Jedoch wusste Saphira auch, dass er es eigentlich nicht so meinte, weshalb sich ihr Atem beruhigte und das Funkeln aus ihren Augen verschwand. Elian lachte nur. „Schon klar Schwesterherz, ich weiß, du liebst das Vieh mehr als mich und jetzt raus hier. Ich muss mich jetzt um wichtige Angelegenheiten kümmern. Das Ministerium hat eine Eule geschickt", mit einer Handbewegung scheuchte er die junge Hexe aus seinem Zimmer. Sie seufzte entrüstet, wickelte sich ihren Schal um den schlanken Hals und machte sich auf den Weg in ihr eigenes Zimmer, in dem der Koffer mit dem Hogwarts-Emblem bereits teils gefüllt in der Mitte stand. Sie schmiss ihren Schal hinterher und streichelte dem schwarzen Kater über den Kopf, der es sich bereits in seiner Tragetasche bequem gemacht hatte.
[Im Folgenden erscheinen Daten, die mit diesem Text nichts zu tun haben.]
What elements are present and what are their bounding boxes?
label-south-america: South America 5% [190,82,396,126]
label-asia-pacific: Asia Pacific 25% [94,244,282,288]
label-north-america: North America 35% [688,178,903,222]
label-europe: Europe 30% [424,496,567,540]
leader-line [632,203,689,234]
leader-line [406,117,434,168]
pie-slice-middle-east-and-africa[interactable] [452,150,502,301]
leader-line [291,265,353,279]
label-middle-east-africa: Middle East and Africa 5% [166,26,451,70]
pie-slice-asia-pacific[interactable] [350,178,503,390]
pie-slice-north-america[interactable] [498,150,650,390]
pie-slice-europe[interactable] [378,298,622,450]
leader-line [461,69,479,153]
Saphira setzte sich auf ihr Bett, stützte den Kopf mit beiden Händen auf und dachte darüber nach, wie es wohl sein würde, nächstes Jahr nicht mehr ihren Koffer für Hogwarts packen zu müssen. Sie würde nicht mehr in den vertrauten Zug steigen, so viel Süßigkeiten mit ihren Freunden essen bis ihr der Bauch weh tat, den Lehrern Streiche spielen oder durch die große Halle zum Ravenclaw-Tisch gehen. Ebenso wenig würde sie in ihrem Gemeinschaftsraum mit einem Buch auf dem Schoß einschlafen oder später durch den Wind, der so oft an den Fenstern des Turmes rüttelte, geweckt werden. Sie wusste, dass nach ihrem letzten Jahr in Hogwarts alles anders werden würde. Irgendwie musste sie sich dann entscheiden, was sie mit ihrem langen Leben anfangen würde. Auror werden, wie Elian, kam für die dunkelhaarige Hexe nicht in Frage. Auroren dachten nicht objektiv, sie handelten stets so, als hätte sich der Zaubereiminister mit seinen manipulierenden Floskeln in ihre Köpfe eingebrannt. Es waren keine selbstdenkenden Wesen mehr. Viel mehr bissige Hunde, die niemals hinterfragten, ob die Anordnungen, die sie bekommen hatten, auch rechtmäßig waren. Sie könnte Heilerin werden, so wie ihre Mutter, die ihre Patienten mit einer großen Hingabe pflegte, oder sie könnte bei Gringotts arbeiten. Wohl eher nicht, Kobolde waren unangenehme Zeitgenossen.